Before submitting your changes, please make sure to run all the relevant scripts. This often involves running:
- Format the code
bash scripts/format_code.sh
- Run the tests
bash scripts/run_tests.sh
Documentation is crucial for understanding the project's code and for users to effectively use the package. If you make changes that require updates to the documentation, please also include those changes in your pull request.
To contribute to a specific version, please name your branch according to the version you are targeting. For example, if you are contributing to version 1.0, name your branch feature/1.0/your-feature or fix/1.0/your-fix.
For example, to add ArSAS sentiment dataset,
git checkout -b feature/1.0/ArSAS_sentiment
We welcome contributions of all types, however, we are particularly interested in those that align with the current needs and goals of the LLMeBench framework. Below are some example contributions that would be especially valuable:
- Datasets: Contribute by adding new datasets in the field of large language models.

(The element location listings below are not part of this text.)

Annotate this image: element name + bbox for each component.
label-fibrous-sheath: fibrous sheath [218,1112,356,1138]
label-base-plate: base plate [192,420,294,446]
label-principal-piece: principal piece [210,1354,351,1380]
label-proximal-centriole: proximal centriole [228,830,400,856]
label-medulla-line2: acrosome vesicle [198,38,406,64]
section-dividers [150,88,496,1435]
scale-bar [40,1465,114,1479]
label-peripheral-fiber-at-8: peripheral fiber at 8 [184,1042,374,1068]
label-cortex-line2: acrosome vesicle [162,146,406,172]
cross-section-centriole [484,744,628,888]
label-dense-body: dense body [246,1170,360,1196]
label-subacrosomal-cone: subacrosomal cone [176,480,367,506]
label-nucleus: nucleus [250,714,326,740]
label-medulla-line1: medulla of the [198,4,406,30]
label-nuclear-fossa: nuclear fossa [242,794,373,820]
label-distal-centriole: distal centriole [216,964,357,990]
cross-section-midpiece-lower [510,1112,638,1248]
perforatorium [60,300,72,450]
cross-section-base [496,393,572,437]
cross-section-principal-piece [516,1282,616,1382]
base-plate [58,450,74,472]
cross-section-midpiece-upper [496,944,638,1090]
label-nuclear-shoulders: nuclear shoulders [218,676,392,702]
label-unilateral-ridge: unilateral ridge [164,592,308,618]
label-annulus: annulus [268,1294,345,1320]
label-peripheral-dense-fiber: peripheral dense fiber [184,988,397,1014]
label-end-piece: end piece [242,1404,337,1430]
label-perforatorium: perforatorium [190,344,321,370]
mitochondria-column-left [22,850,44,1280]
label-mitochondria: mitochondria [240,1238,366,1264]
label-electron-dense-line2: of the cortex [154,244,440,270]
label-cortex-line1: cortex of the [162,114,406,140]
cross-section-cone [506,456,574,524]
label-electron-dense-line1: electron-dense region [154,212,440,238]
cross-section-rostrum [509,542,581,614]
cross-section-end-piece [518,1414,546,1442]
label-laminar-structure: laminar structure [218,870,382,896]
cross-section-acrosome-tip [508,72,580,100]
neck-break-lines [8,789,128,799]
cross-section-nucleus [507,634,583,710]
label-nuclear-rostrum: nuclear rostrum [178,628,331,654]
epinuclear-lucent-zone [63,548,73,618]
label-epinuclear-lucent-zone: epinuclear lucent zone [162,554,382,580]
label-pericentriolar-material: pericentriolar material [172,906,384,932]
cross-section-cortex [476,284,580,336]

- Create a new dataset loading scripts to include your new dataset. Before doing so, please check if it has already been implemented.
- Provide proper citations and documentation for the dataset.

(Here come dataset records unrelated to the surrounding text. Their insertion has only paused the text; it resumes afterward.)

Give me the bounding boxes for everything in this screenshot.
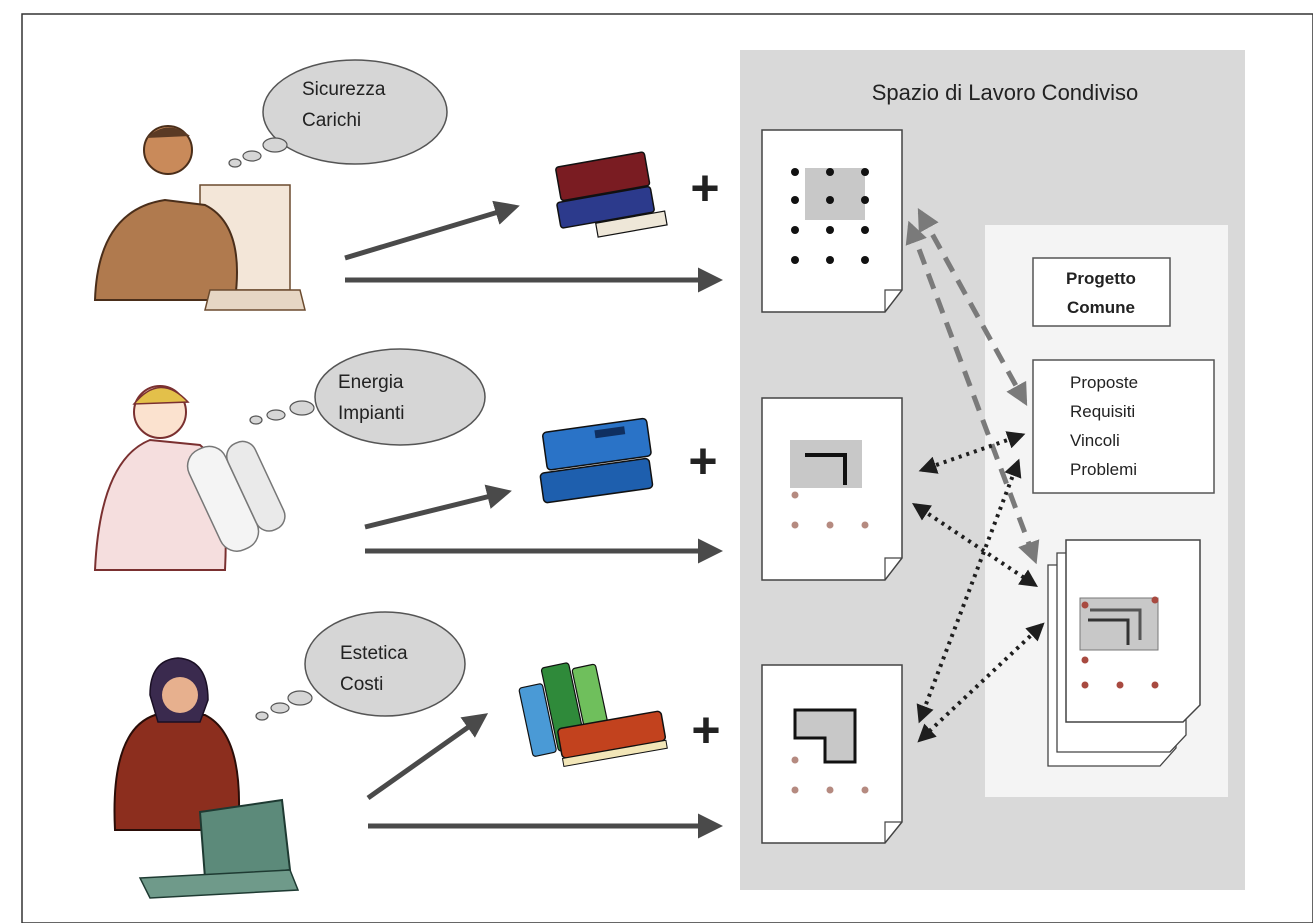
item-requisiti: Requisiti — [1070, 402, 1135, 421]
expert-3-figure — [113, 657, 300, 899]
document-1 — [761, 129, 903, 313]
common-project-header-line-2: Comune — [1067, 298, 1135, 317]
expert-1-figure — [93, 125, 306, 311]
document-3 — [761, 664, 903, 844]
books-3-icon — [518, 662, 668, 767]
thought-2-line-2: Impianti — [338, 403, 405, 424]
thought-cloud-2: Energia Impianti — [249, 348, 486, 446]
plus-3: + — [691, 702, 720, 758]
item-problemi: Problemi — [1070, 460, 1137, 479]
expert-2-figure — [93, 385, 286, 571]
arrow-expert3-to-books — [366, 713, 489, 801]
arrow-expert2-to-books — [364, 484, 512, 530]
books-1-icon — [555, 151, 668, 238]
thought-1-line-2: Carichi — [302, 110, 361, 131]
item-vincoli: Vincoli — [1070, 431, 1120, 450]
thought-3-line-1: Estetica — [340, 643, 408, 664]
thought-2-line-1: Energia — [338, 372, 404, 393]
books-2-icon — [539, 417, 654, 504]
arrow-expert1-to-books — [344, 200, 520, 261]
plus-1: + — [690, 160, 719, 216]
common-project-header-line-1: Progetto — [1066, 269, 1136, 288]
common-project-header-box — [1032, 257, 1171, 327]
document-2 — [761, 397, 903, 581]
common-project-items-box — [1032, 359, 1215, 494]
thought-cloud-1: Sicurezza Carichi — [228, 59, 448, 168]
plus-2: + — [688, 433, 717, 489]
thought-cloud-3: Estetica Costi — [255, 611, 466, 721]
item-proposte: Proposte — [1070, 373, 1138, 392]
thought-3-line-2: Costi — [340, 674, 383, 695]
workspace-title: Spazio di Lavoro Condiviso — [872, 80, 1139, 105]
thought-1-line-1: Sicurezza — [302, 79, 386, 100]
common-project-documents — [1047, 539, 1201, 767]
dotted-arrow-items-to-doc3 — [916, 458, 1022, 724]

Please check examples in the tutorial -- adding dataset
- Tasks: Contribute on tasks that can help to the community, for exampels tasks reported in:
- MMLU: paper, hugging face
- BigBench: paper, git repo
Please find the examples in the tutorial -- adding task
- Assets: Contribute to the assets (prompts, post-processing etc.) associated with the tasks and datasets
Please find the examples in the tutorial -- adding asset
- Under-represented languages: Add support for languages that are not well-represented in current large language models.
- Language variants: Add support for regional variants or dialects.
State-of-the-Art Models: Contribute implementations or interfaces for state-of-the-art language models (e.g., LLaMA, Vecuna).
Please ensure that your contributions align with the existing code style guidelines and that you update any relevant documentation and tests.
It is crucial to ensure that no sensitive information, especially API keys, is included in any of your contributions. Inadvertently committing API keys or other sensitive information to the repository poses a significant risk.
If you are working with API keys, tokens, or other sensitive information during development, make sure to:
- Use environment variables: Store your API keys or other sensitive information in environment variables or use a secrets management service.
- Git ignore: Double-check that files containing sensitive information are listed in your .gitignore before submitting a pull request.
- Review before commit: Always review your changes before committing and again before submitting a pull request to ensure no sensitive information is included.
If you do accidentally commit API keys or any sensitive information, please contact the maintainers immediately to address the issue.
- Expand language support:
- Introduce core tasks and datasets for additional languages to diversify the framework's language capabilities.
- Enrich dataset collection:
- Add a variety of datasets to enhance the framework's benchmarking scope.
- Broaden model support:
- Develop a generic interface for integration with Hugging Face models, enabling more versatile benchmarking options.
- Incorporate additional few-shot methods:
- Add support for various few-shot learning techniques to expand the evaluation metrics available.
- Enable dual modes of interaction:
- Facilitate interaction with both online and offline models, offering users greater flexibility.
- Multi-dataset evaluation:
- Allow for running a single asset across multiple datasets to provide a more comprehensive performance analysis.
- Implement results summarization:
- Create a feature for automatically summarizing and comparing results from multiple assets, possibly including graphical representations.
- More coming ...
By contributing, you agree that your contributions will be licensed under the same license used by the original project MIT-LICENSE.